It's pretty common for Single Page Application (SPA) sites to load and display the site layout before loading its content. Lately, I've noticed that instead of just showing a wait-spinner or "Loading..." message, a lot of theses sites show the template / layout that the content will populate, with the text and images filled in with flat geometric shapes.
It seems like a good pattern because it's less jarring than having one small line of wait-text replaced by a big dump of messages or whatever. I'd like to read up on the pattern, maybe find a library for doing it more easily on my site, but I have no idea what to call it, and I'm having trouble even describing it succinctly enough to search the web effectively. The closest example I could find was this old article which doesn't give the practice a specific name.
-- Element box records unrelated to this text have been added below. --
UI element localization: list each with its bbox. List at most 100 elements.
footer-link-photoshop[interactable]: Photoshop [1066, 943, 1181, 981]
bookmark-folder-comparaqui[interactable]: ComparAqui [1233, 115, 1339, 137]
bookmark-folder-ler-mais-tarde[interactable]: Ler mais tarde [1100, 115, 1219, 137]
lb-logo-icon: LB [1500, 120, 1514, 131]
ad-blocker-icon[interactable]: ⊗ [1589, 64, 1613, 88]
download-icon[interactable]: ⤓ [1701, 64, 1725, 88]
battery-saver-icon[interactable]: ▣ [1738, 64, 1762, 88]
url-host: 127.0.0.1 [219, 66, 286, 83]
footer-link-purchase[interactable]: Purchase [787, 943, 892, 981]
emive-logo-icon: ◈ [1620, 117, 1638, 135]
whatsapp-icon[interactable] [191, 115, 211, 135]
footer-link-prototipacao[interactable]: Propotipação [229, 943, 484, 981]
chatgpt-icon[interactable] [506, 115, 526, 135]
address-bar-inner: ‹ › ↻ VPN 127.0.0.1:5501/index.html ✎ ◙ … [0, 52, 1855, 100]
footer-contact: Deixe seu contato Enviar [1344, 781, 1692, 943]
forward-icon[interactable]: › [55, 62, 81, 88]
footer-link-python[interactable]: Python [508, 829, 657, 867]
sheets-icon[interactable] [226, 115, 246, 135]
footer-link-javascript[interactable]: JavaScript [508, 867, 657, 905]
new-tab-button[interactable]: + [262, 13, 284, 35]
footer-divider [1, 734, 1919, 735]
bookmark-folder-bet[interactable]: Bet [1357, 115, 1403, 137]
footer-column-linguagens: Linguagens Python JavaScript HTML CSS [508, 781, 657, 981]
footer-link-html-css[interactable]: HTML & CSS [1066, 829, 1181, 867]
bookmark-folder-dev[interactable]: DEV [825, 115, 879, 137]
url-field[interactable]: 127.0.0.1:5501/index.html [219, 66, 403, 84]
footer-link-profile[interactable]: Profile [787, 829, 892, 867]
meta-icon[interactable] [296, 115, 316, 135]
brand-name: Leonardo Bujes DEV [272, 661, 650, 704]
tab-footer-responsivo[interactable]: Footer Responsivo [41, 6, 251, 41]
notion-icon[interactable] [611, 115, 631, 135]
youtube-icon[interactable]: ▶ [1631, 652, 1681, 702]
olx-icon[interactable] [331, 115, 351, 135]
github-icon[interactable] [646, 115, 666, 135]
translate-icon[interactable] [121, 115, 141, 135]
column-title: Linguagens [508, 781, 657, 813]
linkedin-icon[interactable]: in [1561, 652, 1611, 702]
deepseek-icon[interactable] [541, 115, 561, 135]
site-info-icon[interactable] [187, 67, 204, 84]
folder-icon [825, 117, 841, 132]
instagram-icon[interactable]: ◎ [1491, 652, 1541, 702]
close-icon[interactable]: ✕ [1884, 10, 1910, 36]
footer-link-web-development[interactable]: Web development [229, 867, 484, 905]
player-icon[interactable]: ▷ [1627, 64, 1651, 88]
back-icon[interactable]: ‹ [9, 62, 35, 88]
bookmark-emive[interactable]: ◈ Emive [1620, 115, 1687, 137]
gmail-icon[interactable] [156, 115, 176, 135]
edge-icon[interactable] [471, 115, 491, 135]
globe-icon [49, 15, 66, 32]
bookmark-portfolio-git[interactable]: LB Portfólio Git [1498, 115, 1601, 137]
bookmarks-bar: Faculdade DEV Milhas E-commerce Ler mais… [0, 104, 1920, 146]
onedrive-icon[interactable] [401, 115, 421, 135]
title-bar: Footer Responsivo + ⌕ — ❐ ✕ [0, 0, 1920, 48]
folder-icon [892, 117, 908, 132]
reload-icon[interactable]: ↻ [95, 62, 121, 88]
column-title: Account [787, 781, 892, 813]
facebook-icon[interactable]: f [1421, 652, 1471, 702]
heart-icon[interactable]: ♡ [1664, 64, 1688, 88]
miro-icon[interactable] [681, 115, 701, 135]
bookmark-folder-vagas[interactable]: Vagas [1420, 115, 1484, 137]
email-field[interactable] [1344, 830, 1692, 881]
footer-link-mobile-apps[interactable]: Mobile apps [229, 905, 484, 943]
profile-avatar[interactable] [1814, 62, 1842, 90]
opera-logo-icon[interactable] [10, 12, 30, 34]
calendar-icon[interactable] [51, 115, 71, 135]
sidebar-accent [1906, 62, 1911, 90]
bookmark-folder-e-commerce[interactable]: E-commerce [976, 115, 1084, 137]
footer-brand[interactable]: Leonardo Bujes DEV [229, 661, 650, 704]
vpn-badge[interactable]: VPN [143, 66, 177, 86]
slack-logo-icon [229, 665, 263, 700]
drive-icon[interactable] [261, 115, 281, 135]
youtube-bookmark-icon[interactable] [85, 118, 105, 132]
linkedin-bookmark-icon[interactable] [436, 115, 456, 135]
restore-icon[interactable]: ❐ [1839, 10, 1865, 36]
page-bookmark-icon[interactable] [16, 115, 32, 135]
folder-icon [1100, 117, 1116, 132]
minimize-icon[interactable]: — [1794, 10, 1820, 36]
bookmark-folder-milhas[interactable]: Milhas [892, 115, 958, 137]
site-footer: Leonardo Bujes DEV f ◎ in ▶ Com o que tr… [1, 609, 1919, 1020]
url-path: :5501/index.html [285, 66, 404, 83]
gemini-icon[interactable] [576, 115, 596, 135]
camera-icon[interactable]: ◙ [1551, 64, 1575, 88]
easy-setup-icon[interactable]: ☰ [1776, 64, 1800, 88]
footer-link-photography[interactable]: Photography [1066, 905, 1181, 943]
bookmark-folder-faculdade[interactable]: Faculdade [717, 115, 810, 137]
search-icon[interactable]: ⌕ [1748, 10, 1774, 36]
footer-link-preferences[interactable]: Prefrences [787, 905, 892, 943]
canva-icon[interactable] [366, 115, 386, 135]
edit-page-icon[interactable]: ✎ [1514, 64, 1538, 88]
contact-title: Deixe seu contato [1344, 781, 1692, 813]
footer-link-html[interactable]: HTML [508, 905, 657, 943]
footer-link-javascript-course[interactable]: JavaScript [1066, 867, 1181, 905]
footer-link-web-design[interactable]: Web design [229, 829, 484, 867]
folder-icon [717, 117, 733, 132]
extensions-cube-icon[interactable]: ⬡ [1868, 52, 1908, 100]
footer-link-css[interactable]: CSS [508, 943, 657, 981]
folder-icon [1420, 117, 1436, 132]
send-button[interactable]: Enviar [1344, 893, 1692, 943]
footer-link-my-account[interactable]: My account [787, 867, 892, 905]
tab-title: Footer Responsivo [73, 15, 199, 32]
"Placeholder" is the first thing I could think of, but of course tags now have an actual
placeholdler
attribute and lots of people ask about filler text or other content (Lorem Ipsum, Kitten Ipsum, and the like) so the results tend to be unhelpful. I'm hoping that the industry has agreed upon a unique, descriptive name for this practice and I just haven't found it yet.
Answer
The first thing that occurred to me was that the suggestion of type being shown in your example is certainly referred to as greeking.
Searching “greeking used in loading screens” led me to multiple articles about this UX technique, and specifically this one which refers to the concept as a Content Placeholder.
As good a term as any I think.
So specifically here you have greeking and image Placeholders and together the whole thing can be referred to as a Content Placeholder.